The court has decided that the state law must be incorporated into the insurance contract because the defendant was an insurance company licensed to do business in Georgia and because Georgia does have an interest in protecting its citizens, which interest transcends the current provisions of this insurance policy.
Under Georgia law a Georgia citizen who rides as a passenger in a car or who drives a car with the owner's permission is covered under the uninsured motorist law. Georgia's interest in the present case is in seeing that people who intend to operate cars within its borders for extended periods of time, then this individual, if his insurance company does business in Georgia and therefore has knowledge of Georgia laws, should protect himself with such insurance as a Georgia citizen is required to carry so that Georgia citizens would be protected. Therefore, for these reasons the statute becomes a part of and overrides any inconsistent provisions in the contract.

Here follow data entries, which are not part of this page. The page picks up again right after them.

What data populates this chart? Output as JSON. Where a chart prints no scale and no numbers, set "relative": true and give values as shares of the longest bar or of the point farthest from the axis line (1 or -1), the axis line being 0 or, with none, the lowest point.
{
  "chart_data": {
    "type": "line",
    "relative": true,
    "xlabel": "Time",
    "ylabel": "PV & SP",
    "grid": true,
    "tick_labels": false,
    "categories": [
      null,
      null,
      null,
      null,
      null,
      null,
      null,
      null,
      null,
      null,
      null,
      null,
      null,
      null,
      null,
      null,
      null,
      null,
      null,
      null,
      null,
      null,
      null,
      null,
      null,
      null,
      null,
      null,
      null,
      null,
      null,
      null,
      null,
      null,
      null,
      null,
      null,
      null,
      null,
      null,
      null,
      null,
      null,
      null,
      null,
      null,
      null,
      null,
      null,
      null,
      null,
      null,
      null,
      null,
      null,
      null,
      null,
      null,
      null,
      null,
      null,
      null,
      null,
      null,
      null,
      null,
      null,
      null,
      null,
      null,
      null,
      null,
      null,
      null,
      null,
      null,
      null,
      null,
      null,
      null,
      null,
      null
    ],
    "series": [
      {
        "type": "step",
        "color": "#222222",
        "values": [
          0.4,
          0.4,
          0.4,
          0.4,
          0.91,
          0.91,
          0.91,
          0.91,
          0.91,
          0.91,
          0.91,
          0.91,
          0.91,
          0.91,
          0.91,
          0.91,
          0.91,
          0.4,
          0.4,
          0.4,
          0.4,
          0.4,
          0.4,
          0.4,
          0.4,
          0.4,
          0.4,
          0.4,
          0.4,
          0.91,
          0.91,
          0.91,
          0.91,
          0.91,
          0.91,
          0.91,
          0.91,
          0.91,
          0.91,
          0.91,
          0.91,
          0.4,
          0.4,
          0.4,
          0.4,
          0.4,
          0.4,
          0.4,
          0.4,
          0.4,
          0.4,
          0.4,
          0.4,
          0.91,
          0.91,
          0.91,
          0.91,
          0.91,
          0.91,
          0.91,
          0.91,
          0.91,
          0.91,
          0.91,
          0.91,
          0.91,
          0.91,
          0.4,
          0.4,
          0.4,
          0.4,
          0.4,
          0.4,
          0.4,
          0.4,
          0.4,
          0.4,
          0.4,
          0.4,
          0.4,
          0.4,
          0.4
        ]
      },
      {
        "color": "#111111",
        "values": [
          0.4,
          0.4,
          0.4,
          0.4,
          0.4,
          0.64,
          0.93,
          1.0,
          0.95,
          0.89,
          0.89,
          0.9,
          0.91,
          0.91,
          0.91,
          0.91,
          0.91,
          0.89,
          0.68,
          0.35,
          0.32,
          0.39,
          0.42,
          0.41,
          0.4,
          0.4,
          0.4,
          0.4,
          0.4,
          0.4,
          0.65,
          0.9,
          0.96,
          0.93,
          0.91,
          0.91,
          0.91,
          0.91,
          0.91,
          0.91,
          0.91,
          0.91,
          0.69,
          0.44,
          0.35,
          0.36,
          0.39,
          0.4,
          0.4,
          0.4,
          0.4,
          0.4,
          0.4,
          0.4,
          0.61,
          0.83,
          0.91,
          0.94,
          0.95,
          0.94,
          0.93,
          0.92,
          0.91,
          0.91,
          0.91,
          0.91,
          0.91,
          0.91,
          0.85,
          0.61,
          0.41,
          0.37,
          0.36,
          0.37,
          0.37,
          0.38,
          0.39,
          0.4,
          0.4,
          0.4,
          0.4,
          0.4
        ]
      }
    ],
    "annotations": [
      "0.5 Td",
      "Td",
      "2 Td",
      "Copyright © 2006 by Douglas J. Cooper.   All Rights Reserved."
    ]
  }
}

Once a statute is deemed applicable, it applies in full and not in part, nor is it dependent upon any particular set of facts and circumstances. Under the Georgia statute the insured and his relatives are entitled to recover for injuries suffered in an automobile accident *865 under the uninsured motorist law whether or not they are in the insured automobile. Nor does the statute require that any accident involving the insured when he is not in his own car occur in Georgia. It can occur anywhere. Therefore the fact that the accident occurred in Virginia while the plaintiff was a passenger in a friend's car is of little consequence. Because the statute must apply in full, this provision is applicable to the present case and the plaintiff is covered.
Accordingly, summary judgment hereby is granted to the plaintiff and this court orders the defendant to pay plaintiff the sum of $10,000, the limit of liability for bodily injuries suffered under the policy in question. Each party shall bear his own costs.